One of the challenges facing utilities and telecommunications firms worldwide is an inefficient paper-based process for managing engineering design information. The challenges associated with a paper-based information flow includes poor data quality, low productivity, multiple versions of similar information, and limited access to critical engineering information within the organization. I've blogged about this
recentlyand several times in the past, for example,
2006 and
2009.

In this guest blog Teresa Elliott,
Utility Industry Marketing Manager at Autodesk, introduces an article
in
Municipal Sewer & Water, that describes how the
St Paul, Minnesota, Department of Public Works began the process of converting their paper-based system to an electronic underground infrastructure management system.

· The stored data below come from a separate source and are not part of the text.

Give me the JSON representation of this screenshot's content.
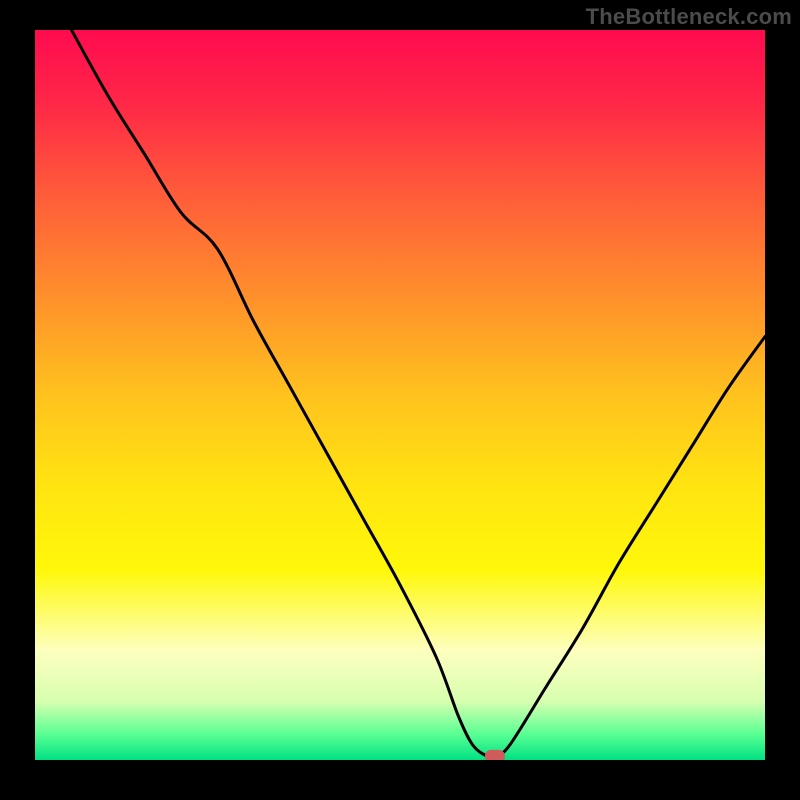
{
  "watermark": "TheBottleneck.com",
  "chart_data": {
    "type": "line",
    "title": "",
    "xlabel": "",
    "ylabel": "",
    "xlim": [
      0,
      100
    ],
    "ylim": [
      0,
      100
    ],
    "grid": false,
    "legend": false,
    "series": [
      {
        "name": "curve",
        "x": [
          5,
          10,
          15,
          20,
          25,
          30,
          35,
          40,
          45,
          50,
          55,
          58,
          60,
          62,
          63,
          65,
          70,
          75,
          80,
          85,
          90,
          95,
          100
        ],
        "values": [
          100,
          91,
          83,
          75,
          70,
          60,
          51,
          42,
          33,
          24,
          14,
          6,
          2,
          0.5,
          0.5,
          2,
          10,
          18,
          27,
          35,
          43,
          51,
          58
        ]
      }
    ],
    "marker": {
      "x": 63,
      "y": 0.5
    },
    "background": {
      "type": "vertical-gradient",
      "stops": [
        {
          "pos": 0.0,
          "color": "#ff0b4f"
        },
        {
          "pos": 0.1,
          "color": "#ff2747"
        },
        {
          "pos": 0.22,
          "color": "#ff5a3a"
        },
        {
          "pos": 0.35,
          "color": "#ff8a2d"
        },
        {
          "pos": 0.5,
          "color": "#ffc21e"
        },
        {
          "pos": 0.62,
          "color": "#ffe311"
        },
        {
          "pos": 0.74,
          "color": "#fff80a"
        },
        {
          "pos": 0.85,
          "color": "#fdffbe"
        },
        {
          "pos": 0.92,
          "color": "#d7ffb0"
        },
        {
          "pos": 0.965,
          "color": "#59ff93"
        },
        {
          "pos": 1.0,
          "color": "#00e183"
        }
      ]
    }
  }
}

"St Paul Department of Public Works is a proactive and diverse community-based city department that through creative partnerships, effective tools and technology, provides a livable community for 287,000 residents. St. Paul DPW faces challenges typical to many wastewater utilities, such as how to effectively rehab their aging infrastructure, coordinate with other departments, and manage the data associated with this effort. In the
May publication of Municipal Sewer & Water, St. Paul’s article, Pushing Out Paper (page 22), you will learn more about St. Paul DPW, their challenges and initiatives, and how they are using Autodesk technology (AutoCAD® Map 3D, Autodesk MapGuide®, Autodesk® Topobase™) and Oracle® database to convert 100 years of paper-based maps to an all-electronic system for recording data on its underground infrastructure to more effectively design and manage their sewer and storm water assets."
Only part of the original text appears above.